Valor da parcela e taxa de juros travam votação da MP das Dívidas na Câmara

Mudanças do Senado não foram aceitas pelo governo, que prevê queda brusca de arrecadação com a matéria da forma que está

SÃO PAULO – Duas questões travam a votação, na Câmara dos Deputados, da MP que perdoa dívidas de até R$ 10 mil e estabelece novas regras para parcelamento de débitos federais. A primeira delas diz respeito ao valor da parcela a ser renegociada e a segunda, à taxa de juros que atualiza a dívida. Por isso, a votação da matéria foi adiada para esta quinta-feira (7).

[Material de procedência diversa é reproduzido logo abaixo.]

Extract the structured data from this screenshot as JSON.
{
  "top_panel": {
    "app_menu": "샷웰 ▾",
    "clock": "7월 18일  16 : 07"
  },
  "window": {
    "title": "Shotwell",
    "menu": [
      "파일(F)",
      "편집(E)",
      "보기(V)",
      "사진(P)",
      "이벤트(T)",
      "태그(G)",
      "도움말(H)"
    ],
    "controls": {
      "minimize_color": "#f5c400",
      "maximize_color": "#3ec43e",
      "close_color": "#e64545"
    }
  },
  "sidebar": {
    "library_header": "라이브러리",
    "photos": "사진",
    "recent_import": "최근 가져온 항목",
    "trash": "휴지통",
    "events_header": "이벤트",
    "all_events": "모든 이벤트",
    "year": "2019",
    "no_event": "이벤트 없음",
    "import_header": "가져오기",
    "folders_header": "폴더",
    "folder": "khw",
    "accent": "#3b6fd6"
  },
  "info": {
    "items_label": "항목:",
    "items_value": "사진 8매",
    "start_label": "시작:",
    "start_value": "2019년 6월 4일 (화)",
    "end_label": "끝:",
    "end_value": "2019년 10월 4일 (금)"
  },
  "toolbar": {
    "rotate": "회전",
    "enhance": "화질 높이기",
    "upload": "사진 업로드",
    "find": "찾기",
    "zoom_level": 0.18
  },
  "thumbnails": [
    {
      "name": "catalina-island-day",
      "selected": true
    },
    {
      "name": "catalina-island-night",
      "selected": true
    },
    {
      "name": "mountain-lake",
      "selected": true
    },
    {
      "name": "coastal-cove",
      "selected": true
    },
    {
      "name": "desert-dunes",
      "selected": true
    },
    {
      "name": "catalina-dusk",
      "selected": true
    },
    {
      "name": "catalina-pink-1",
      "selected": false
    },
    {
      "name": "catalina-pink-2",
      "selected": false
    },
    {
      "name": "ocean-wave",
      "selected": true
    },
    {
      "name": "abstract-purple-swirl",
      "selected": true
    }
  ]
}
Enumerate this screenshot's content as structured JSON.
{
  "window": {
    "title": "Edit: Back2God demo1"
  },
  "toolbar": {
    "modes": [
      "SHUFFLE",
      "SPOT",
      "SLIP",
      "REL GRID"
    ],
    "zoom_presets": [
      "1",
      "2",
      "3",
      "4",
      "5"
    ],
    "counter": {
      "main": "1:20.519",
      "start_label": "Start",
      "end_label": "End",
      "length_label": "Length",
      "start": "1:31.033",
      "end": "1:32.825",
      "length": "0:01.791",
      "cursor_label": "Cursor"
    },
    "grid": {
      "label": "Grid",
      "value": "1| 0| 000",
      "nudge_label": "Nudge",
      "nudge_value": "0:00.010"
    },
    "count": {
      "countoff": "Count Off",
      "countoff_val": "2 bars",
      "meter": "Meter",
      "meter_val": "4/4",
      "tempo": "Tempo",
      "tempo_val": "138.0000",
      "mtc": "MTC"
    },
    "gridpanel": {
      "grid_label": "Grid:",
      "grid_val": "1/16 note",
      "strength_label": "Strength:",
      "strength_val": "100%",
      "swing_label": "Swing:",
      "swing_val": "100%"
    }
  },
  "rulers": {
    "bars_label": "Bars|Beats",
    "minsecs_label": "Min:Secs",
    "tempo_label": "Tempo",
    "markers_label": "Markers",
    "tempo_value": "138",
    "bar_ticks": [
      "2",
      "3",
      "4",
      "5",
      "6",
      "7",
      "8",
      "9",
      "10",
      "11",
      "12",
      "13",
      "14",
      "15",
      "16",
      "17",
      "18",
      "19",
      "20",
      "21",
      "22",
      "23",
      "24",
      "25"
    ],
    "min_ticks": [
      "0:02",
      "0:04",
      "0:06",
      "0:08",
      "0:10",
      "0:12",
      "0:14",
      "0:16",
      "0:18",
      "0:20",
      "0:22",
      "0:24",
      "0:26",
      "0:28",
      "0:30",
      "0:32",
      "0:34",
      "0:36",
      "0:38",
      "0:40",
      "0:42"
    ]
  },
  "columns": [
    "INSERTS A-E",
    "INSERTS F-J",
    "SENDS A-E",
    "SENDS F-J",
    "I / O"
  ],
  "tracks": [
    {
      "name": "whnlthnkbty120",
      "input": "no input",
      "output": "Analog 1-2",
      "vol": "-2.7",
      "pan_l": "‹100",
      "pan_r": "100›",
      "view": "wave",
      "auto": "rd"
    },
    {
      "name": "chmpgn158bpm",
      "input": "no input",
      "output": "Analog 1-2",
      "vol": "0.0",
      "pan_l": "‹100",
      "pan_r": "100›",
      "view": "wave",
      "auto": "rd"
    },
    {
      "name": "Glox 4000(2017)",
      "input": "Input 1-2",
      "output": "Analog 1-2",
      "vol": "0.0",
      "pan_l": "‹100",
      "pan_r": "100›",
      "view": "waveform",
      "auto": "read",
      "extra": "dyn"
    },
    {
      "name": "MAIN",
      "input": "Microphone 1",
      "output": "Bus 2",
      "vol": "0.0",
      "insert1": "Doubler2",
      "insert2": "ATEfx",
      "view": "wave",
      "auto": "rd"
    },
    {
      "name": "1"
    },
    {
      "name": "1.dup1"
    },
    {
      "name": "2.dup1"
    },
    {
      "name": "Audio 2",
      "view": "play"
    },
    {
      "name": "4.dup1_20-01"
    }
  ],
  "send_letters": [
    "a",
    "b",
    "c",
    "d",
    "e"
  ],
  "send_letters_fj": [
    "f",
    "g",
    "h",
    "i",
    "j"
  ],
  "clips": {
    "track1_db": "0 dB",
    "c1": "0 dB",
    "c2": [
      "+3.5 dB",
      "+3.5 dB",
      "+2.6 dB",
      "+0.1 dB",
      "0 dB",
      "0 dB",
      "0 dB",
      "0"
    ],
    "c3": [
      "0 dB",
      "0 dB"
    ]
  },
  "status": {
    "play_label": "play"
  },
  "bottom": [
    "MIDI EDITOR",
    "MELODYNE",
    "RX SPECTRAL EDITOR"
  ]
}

De acordo com o líder do Governo na Câmara, deputado Henrique Fontana (PT-RS), se a proposta do Senado for aprovada, a União perderá entre R$ 400 milhões a R$ 500 milhões ao mês. Isso porque o Senado derrubou uma cláusula da MP das Dívidas que limitava a renegociação dos débitos.

Fontana defendeu que o valor das parcelas das dívidas não pode ser inferior a 85% das parcelas originais. “Assim, quem abatia, por exemplo, R$ 100 da dívida por mês poderá diminuir para R$ 85 por mês, mas não menos que isso. Caso contrário, a arrecadação do País ficará prejudicada”, afirmou, segundo a Agência Câmara.

Taxa de juros

Outro ponto levantado foi o índice que vai regular a correção das dívidas com a União. Como explicou o relator da proposta da reforma tributária, Sandro Mabel (PR-GO), que participou de reunião com ministros e líderes partidários sobre a MP das Dívidas, os parlamentares propuseram que fosse utilizada a TJLP (Taxa de Juros de Longo Prazo), mas o governo discorda.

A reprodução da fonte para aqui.